How to care for Phalaenopsis Orchids
These graceful flowers can last for weeks, and the green plant will live for years.
Water sparingly, once a week. Inside the ceramic pot that the orchid is in, under the plastic pot that holds the bark/coconut husk matrix that holds the plant in, there is a small space. This space is a reservoir to hold any excess water, as most orchid roots don’t like to stay wet, they just like a caress of water. This water can be discarded, to avoid having the plant sit in water. The roots are what look like relatively thick greyish green ropes, and shouldn’t be cut off.
They like humidity and filtered sunlight, not direct sunlight, and always keep indoor plants and cut flowers away from any heat sources and cold drafts.
When the flower blooms die off, if you cut the dark green flower stem just on top of the node where the lowest or second lowest bloom was, it’s possible it will send out another flower spike from that node.
As your flower spikes die, the spikes will go from glossy dark green to anaemic yellow. At that point, the spikes can be lopped off at the base, and the support dowels removed.

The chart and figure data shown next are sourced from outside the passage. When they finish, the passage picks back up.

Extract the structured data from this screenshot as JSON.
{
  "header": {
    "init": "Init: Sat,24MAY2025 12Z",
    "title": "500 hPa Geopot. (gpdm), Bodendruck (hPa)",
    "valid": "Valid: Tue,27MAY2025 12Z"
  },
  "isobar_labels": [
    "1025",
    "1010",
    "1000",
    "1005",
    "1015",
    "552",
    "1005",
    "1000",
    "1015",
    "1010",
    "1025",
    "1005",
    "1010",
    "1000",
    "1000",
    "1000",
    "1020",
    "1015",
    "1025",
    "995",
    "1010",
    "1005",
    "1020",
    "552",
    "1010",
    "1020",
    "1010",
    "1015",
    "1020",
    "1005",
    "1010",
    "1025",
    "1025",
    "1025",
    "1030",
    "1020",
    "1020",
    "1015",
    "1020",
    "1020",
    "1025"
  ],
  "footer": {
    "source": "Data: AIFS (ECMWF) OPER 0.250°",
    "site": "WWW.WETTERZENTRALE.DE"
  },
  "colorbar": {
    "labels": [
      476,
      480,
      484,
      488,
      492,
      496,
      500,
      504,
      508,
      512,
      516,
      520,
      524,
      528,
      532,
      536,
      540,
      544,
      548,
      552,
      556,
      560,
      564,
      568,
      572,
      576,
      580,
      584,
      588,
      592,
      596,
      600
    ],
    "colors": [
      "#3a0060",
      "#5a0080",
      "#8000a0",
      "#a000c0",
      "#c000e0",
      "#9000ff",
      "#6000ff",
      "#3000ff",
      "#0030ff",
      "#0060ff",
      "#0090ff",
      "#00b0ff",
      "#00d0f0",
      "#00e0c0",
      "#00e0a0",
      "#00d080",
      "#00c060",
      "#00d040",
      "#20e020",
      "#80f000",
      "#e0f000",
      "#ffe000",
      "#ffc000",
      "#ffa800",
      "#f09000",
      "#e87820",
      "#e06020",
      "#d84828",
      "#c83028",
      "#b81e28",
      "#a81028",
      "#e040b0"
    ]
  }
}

Phalaenopsis orchids originate in a tropical jungle climate. Typically, they use their roots to cling to the sides of trees, and their flower spikes would cascade downward from the plant.
After being forced to flower in the greenhouse, there can be quite a long dormancy period. The plant will likely rest for even up to a year, but once it starts to flower again, you can expect it to flower regularly, with the blossoms lasting for weeks or even months.
Continue regular watering during all phases of plant growth, blooming, and resting.